How to Choose a Roofing Material for Your HomeWhile the whole of the roof is not usually visible to a Bee Cave homeowner, its materials will make a difference to the home and the people who live within it. Along with its effect on the overall style, the roof can protect the home and residents from any natural and man-made threats alike. Learn how the common materials of the roof function over time. Having an idea of each one can make it easier to replace or construct a roof (long before there's an immediate need to).

Metal Roofs

Most people don't think of metal as a common roofing material for a residential structure, but there are reasons why this is slowly starting to change. Modern metal roofs are affordable, durable, and beautiful, making them a smart choice for someone who wants to protect their resale value. Some research reports show that homeowners with metal roofs return as much as 86% of the costs upon resale. Homeowners can also feel confident that their roof can withstand practically any weather. The biggest drawback is its potential to dent (e.g., hailstorms, physical trauma, etc.).

Composite Roofs

Composite roofs are extremely popular on homes, even though the quality of these roofs can truly run the gamut. They can be made primarily from high-quality materials, such as slate, or inexpensive materials, such as tar paper. They can even be made from infamous materials, such as asbestos (as long as represents under 1% of the total composition). Because the roof uses so many types of materials, it's not always easy to identify a solid composite roof against one made from low-grade materials.
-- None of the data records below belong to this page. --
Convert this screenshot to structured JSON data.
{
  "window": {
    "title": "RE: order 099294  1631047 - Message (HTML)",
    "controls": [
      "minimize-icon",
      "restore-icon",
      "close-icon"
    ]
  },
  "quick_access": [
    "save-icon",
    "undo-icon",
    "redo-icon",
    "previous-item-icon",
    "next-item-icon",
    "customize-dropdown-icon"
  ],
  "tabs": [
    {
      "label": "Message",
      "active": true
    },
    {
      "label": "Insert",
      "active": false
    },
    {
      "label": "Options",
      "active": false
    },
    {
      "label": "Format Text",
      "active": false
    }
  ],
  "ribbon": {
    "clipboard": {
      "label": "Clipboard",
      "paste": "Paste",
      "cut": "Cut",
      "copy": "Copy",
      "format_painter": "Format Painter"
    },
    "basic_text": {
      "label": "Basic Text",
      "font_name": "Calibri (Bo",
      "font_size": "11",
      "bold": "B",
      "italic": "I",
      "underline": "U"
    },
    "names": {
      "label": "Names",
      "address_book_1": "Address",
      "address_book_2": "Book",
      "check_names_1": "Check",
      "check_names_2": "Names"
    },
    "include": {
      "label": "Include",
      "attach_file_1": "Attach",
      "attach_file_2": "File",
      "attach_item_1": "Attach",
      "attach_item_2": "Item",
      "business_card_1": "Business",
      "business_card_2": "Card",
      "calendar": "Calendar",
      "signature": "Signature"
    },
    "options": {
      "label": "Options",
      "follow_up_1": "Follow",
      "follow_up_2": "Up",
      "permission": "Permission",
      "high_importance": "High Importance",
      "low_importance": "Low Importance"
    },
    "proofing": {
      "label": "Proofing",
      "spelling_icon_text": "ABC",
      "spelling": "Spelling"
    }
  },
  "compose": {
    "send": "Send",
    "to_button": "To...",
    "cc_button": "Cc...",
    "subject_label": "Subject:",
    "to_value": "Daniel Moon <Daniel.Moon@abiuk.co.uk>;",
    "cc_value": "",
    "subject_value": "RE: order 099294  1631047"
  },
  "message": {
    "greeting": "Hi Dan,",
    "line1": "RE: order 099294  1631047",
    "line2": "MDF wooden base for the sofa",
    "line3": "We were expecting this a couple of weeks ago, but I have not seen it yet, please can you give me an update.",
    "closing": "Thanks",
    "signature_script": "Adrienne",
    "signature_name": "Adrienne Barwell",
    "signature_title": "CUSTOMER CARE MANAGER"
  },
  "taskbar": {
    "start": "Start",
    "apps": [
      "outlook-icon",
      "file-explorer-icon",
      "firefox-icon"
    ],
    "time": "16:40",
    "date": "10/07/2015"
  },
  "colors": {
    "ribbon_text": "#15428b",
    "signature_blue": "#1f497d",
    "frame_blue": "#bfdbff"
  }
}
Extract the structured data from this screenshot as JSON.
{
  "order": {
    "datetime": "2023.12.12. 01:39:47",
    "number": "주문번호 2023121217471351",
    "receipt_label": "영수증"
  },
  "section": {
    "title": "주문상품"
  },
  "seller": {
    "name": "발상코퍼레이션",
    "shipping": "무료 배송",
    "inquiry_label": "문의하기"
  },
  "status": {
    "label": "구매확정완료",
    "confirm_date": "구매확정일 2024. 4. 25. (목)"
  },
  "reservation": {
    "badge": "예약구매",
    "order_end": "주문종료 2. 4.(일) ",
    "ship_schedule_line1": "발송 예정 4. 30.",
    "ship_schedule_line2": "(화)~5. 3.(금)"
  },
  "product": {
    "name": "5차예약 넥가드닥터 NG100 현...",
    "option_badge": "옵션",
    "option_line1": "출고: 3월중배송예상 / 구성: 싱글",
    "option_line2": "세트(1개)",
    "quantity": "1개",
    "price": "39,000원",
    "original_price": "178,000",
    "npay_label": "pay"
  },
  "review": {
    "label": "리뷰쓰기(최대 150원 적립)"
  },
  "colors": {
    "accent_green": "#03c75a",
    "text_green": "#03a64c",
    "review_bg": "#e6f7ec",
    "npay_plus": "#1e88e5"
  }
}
Composite roofs can last a homeowner up to half a century, and they require little maintenance and upkeep on the part of the homeowner. However, the lower quality roofs may only be viable for 15 years, so owners should do their homework before choosing one. Homeowners should also be conscious of the formation of moss on the roof, as composite roofs tend to be susceptible to this type of damage.

Wood Roofs

There are a few key points about wood roofs that can help a homeowner choose if it can work for them:

  • Beauty: If a person closes their eyes and picture the home of the heroine in a fairytale story, chance are, it's a wooden roof on top of a humble cottage. Wood evokes feelings of home, which can be priceless to an owner who appreciates that kind of charm.
  • Practicality: Wood roofs can increase a homeowner's resale value, and potentially last a quarter of a century.
  • Maintenance: As gorgeous as wood is, it's also vulnerable to anything from water to insects. Shingles that are damaged will need to be replaced immediately, otherwise, the chances of decay will rise.

Those who would prefer a material that can withstand a little more pressure may want to consider laminated wood. The material costs of a laminated roof may be an intense investment, but it's also relatively easy to install as a DIY project (saving on labor hours) compared to other materials.

Clay Roofs

For strength, durability, and a truly iconic appearance, there is no better material than clay. Manufacturers make these roofing tiles using:

  • Terracotta
  • Concrete
  • Ceramic

No matter their base material, this option is known to last over 100 years and it does not need much maintenance either. Just regular cleaning with a pressure washer is enough to keep the roofline looking good. If any damage occurs, the individual tiles are easily replaced by a skilled expert.

Since this material lasts so long, the upfront cost usually surpasses the other options by far. Without a need for extensive maintenance or prompt replacement, the roof tends to save homeowners money in the end.  

Honorable Mentions

From inexpensive options like asphalt to pricier options like slate, homeowners can explore different materials for the unique structure of their home. Builders praise asphalt because of its flexibility. It can mimic the look of a wide variety of other types of roofs, so homeowners can still get the look they want even if they don't have a strong enough budget. Slate and rubber may be a good choice for homes that will undergo extreme weather.

As homeowners begin to whittle down their options for roofing materials, it helps to talk to those in the building industry. Finding an expert either online or in the area can help homeowners get the tips and advice they need for a strong roof over their heads.